Le gaspillage alimentaire : Un nouvel outil marketing

Le gaspillage alimentaire c’est mal ! Et ça, on le sait tous ! Alors on essaie d’y mettre du sien et d’acheter en quantité raisonnable (ou alors est-ce à cause de la crise éco ?) et de faire attention aux dates de péremption. Dans ce contexte, où le consommateur se veut de plus en plus responsable, les marques ont bien compris qu’il y avait quelque chose à jouer.

L’enseigne de distribution Intermarché a été la première a lutter contre le gaspillage alimentaire « pour la bonne cause ». Dans un premier temps avec ses fruits et légumes moches puis dans le rayon des biscuits. (Un petit article sympa qui traite du sujet). Un moyen pour le distributeur de vendre des produits à l’esthétique douteuse ou comportant des défauts de fabrication, qui seraient en temps normal, invendables. Et tout ça, à prix cassé pour le consommateur ! Un concept gagnant-gagnant génial donc ! Mais surtout un énorme coup de com’ ! Car en réalité, les produits « moches » se font très rare dans les rayons, et ce, en dépit de l’énorme campagne télévision.

Mais alors pourquoi autant de bruit sur cette action qui ne doit pas rapporter tant ? Tout simplement pour booster l’image de marque ! Car oui, lutter contre le gaspillage c’est tendance !

Mais ça peut quand même rapporter gros.

A l’instar du label « Les Gueules Cassées » lancé en 2014 par Nicolas Chabanne. Cela ne vous dit rien ? Jetez un oeil au logo !

Le logo de la marque les gueules cassées

Toujours rien ? Et bien pourtant ce label est déjà utilisé dans de nombreuses enseignes de grandes distributions : Monoprix, Leclerc, Franprix, Casino et maintenant Carrefour.

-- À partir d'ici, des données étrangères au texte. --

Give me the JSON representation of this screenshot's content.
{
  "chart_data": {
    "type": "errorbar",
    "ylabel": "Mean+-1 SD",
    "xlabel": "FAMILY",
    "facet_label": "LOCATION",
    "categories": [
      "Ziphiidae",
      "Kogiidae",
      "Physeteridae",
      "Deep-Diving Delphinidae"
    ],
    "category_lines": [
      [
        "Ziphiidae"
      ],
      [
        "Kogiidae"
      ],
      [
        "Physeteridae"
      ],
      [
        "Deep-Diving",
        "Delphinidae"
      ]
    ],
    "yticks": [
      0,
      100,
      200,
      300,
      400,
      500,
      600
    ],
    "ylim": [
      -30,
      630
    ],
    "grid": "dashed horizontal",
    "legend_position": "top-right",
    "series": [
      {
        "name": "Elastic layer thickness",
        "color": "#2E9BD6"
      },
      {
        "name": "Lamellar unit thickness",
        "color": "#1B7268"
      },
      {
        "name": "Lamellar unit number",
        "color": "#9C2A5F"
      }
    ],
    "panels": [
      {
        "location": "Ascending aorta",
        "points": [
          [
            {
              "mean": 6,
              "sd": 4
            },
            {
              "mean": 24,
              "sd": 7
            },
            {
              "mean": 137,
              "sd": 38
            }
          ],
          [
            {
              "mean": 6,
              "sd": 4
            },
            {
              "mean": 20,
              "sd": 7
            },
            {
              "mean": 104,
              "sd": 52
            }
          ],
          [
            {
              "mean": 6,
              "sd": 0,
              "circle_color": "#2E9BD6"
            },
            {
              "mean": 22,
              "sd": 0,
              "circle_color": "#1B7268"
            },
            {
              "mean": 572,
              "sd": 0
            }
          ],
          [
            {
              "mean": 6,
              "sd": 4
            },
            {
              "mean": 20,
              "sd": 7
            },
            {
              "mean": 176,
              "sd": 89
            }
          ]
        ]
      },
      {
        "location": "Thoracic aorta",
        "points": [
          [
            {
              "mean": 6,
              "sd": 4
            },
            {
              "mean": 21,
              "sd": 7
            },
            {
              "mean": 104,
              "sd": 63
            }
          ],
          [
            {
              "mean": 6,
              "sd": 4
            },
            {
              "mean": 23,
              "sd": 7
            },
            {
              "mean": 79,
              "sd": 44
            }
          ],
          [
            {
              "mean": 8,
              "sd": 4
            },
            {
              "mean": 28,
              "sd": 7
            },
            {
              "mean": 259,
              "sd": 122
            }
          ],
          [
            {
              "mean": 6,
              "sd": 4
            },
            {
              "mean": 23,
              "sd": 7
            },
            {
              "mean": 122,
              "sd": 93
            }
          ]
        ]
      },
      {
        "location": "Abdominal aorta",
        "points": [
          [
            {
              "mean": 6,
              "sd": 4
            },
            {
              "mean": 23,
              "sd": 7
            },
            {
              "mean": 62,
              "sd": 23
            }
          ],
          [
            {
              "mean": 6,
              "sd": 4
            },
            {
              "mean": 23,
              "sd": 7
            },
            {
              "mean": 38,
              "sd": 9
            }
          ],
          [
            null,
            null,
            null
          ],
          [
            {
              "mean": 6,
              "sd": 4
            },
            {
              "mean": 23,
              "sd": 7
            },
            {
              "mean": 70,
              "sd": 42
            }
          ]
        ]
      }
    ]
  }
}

Parfois sous différentes appellations « Quoi ma Gueule ? » chez Monoprix, ou « Tous anti Gaspi » chez Carrefour, la petite pomme au sourire ravagé et non ravageur est bien la même. Elle est devenu la marque et le symbole de la lutte contre le gaspillage alimentaire en GMS. A tel point que son expansion ne se limite plus à nos frontières : au total, plus de 21 pays comme l’Allemagne, l’Italie, la Chine ou encore les Etats-Unis ont fait une demande d’utilisation du label. Quand on sait qu’un pourcentage sur le chiffre d’affaires des produits utilisant la petite pomme doivent être redistribuer au label, on peut très vite imaginer l’ampleur des bénéfices.

 

D’autres modèles économiques se développent également sur cette tendance. La très jeune start-up Phenix propose une plateforme permettant de mettre en relation les donateurs (enseignes) et les associations afin de faciliter la collecte et la redistribution des aliments. Quelques jours après le vote en faveur de l’interdiction des GMS à jeter tout produit encore consommable (plus d’infos ici), ce genre de service est promis à un (très) bel avenir.

 

La lutte anti-gaspillage, c’est l’exemple même de la possibilité de faire du business tout en protégeant notre environnement.